Hubbard published The Woman's Gazette which she began work on in 1875 and continued editing until 1893. She decided to publish it monthly so she could update it more frequently than her other guides. Using the pseudonym "L.M.H.", She initially wrote most of the articles in the paper. She often found her work exhausting, periodically suffered from poor health that forced her to turn some of the operations over to friends. In 1884 she left England for an extended vacation in order to rehabilitate after a period of poor health. She also hired a personal assistant to help respond to letters that she received. She employed Emily James as her personal secretary until 1890. In 1890 James began organising conferences about women's employment full-time in an organisation known as the Central Conference Committee. Hubbard served as the chairwoman of the group. She devoted all of the profits from her papers to funding women's causes. The Woman's Gazette cost two pence, making it too expensive for all but middle and upper class women. After the paper failed to turn a profit for several consecutive years, Hubbard renamed it Work and Leisure and began including articles on broader topics. However, the paper never became profitable and Hubbard spent a significant amount of money funding its operations. Hubbard saw herself as an activist rather than a businesswoman, and admitted a lack of business skill. In her papers, Hubbard avoided directly addressing political subjects, although she suggested that women should attempt to promote sensible political positions. Work and Leisure also published financial advice for women, information about inexpensive holiday destinations, warnings about scams, and articles contributed by lawyers about common legal issues women faced.

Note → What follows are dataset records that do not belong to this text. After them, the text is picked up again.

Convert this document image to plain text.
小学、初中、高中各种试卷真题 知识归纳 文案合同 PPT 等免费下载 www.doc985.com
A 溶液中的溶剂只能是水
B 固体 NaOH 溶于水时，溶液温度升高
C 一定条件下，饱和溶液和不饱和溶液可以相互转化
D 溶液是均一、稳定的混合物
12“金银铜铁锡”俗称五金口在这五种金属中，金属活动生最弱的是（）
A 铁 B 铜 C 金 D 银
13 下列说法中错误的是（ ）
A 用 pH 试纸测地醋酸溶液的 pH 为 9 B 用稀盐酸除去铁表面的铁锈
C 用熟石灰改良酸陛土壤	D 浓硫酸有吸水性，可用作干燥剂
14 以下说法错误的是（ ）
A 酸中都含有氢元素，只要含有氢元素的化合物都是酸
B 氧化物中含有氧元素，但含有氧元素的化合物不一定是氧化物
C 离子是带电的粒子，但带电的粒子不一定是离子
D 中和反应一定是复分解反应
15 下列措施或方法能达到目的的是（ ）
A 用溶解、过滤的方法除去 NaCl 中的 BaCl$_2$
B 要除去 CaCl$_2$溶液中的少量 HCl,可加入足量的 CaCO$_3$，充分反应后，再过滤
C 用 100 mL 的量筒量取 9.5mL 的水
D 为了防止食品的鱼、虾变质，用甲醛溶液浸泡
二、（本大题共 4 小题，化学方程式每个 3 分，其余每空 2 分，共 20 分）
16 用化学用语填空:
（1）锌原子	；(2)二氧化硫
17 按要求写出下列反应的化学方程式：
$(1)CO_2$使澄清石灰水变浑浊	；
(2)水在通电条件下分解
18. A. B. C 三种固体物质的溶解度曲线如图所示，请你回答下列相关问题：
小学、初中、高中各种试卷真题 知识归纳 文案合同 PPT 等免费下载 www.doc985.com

Using Florence Nightingale as an example, she argued in The Woman's Gazette that nursing, both in hospitals and in private homes, was a career path that women should pursue. Other careers that she promoted included typesetting, massage, and gardening. She was one of the earliest writers in England to suggest these as suitable careers for women. These publications have since been credited with helping to change the perception and awareness of women's employment opportunities.

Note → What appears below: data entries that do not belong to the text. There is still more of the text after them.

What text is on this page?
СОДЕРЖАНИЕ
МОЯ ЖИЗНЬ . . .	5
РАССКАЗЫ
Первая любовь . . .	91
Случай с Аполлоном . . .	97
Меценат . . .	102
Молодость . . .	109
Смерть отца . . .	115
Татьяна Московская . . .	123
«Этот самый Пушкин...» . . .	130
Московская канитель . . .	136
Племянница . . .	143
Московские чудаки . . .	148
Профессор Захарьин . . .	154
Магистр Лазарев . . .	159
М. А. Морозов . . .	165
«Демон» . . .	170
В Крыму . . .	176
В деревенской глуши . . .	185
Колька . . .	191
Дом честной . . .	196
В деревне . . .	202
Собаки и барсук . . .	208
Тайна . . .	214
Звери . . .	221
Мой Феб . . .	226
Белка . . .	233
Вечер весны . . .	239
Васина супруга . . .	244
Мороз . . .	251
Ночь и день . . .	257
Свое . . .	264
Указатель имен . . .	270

Hubbard also published books on other subjects, including The Beautiful House and Enchanted Garden.

==Later life==
Hubbard often rode horses and painted landscapes in her spare time. She lived on her family's estate until 1883 when her brother, a cotton executive, built her a new home in Leonardslee. In 1893 she ceased most of her activity because of failing health. Though Work and Leisure folded, The Englishwoman's Yearbook continued under another editor. She suffered a stroke while in Tyrol in 1899. She stayed there for the last seven years before her death in 1906. At the time of her death, she had a net worth of £2675.